(Bloomberg) -- Cisco Systems Inc. raised its offer for Massachusetts-based Acacia Communications Inc. by more than 70 percent to close a deal that its target tried to walk away from.
Acacia shareholders will get $115 a share in cash in the revised bid, for a total deal value of $4.5 billion, Cisco said in a statement Thursday. Acacia, which agreed to the revised proposal, rallied as much as 32 percent in New York trading Thursday. The companies aim to complete the deal by the end of the first quarter.
The new terms reflect the difficulties of trying do transactions that require approval in China and the surge in public market value of technology stocks. Approval from the largest market for semiconductors and many other types of electronic equipment has become a more difficult and time-consuming process during the outgoing U.S. administration’s trade war against China.

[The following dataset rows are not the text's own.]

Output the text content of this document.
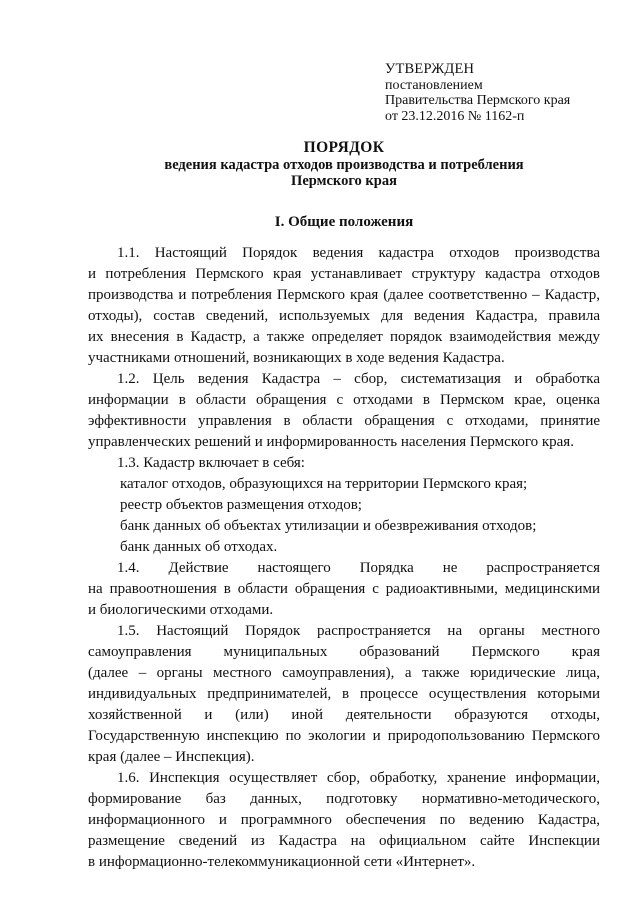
УТВЕРЖДЕН
постановлением
Правительства Пермского края
от 23.12.2016 № 1162-п
ПОРЯДОК
ведения кадастра отходов производства и потребления
Пермского края
I. Общие положения
1.1. Настоящий Порядок ведения кадастра отходов производства
и потребления Пермского края устанавливает структуру кадастра отходов
производства и потребления Пермского края (далее соответственно – Кадастр,
отходы), состав сведений, используемых для ведения Кадастра, правила
их внесения в Кадастр, а также определяет порядок взаимодействия между
участниками отношений, возникающих в ходе ведения Кадастра.
1.2. Цель ведения Кадастра – сбор, систематизация и обработка
информации в области обращения с отходами в Пермском крае, оценка
эффективности управления в области обращения с отходами, принятие
управленческих решений и информированность населения Пермского края.
1.3. Кадастр включает в себя:
каталог отходов, образующихся на территории Пермского края;
реестр объектов размещения отходов;
банк данных об объектах утилизации и обезвреживания отходов;
банк данных об отходах.
1.4. Действие настоящего Порядка не распространяется
на правоотношения в области обращения с радиоактивными, медицинскими
и биологическими отходами.
1.5. Настоящий Порядок распространяется на органы местного
самоуправления муниципальных образований Пермского края
(далее – органы местного самоуправления), а также юридические лица,
индивидуальных предпринимателей, в процессе осуществления которыми
хозяйственной и (или) иной деятельности образуются отходы,
Государственную инспекцию по экологии и природопользованию Пермского
края (далее – Инспекция).
1.6. Инспекция осуществляет сбор, обработку, хранение информации,
формирование баз данных, подготовку нормативно-методического,
информационного и программного обеспечения по ведению Кадастра,
размещение сведений из Кадастра на официальном сайте Инспекции
в информационно-телекоммуникационной сети «Интернет».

Networking equipment maker Cisco announced in July 2019 that it had reached a deal to acquire Acacia, an optical component maker, for about $2.6 billion, saying the merger would help it capture a bigger chunk of spending on 5G telecommunications networks. Last week Acacia said that it was terminating the agreement because Cisco didn’t receive Chinese regulatory approval within the time-frame of the merger agreement. Cisco disputed that saying that an email it got from China constituted approval and took legal action to enforce the terms of the deal.
Cisco’s move to renegotiate follows a similar tactic by Applied Materials Inc. which earlier this month said it raised its offer for KKR & Co.-owned Kokusai Electric Corp. by 59 percent, citing higher valuations in a growing industry. The deal also extended the target closing date to allow for regulatory approval from China, the final remaining jurisdiction where sign-off is needed.
Cisco shares were little changed at $45.35 in New York following the announcement. Acacia surged 32 percent to as much as $114.45.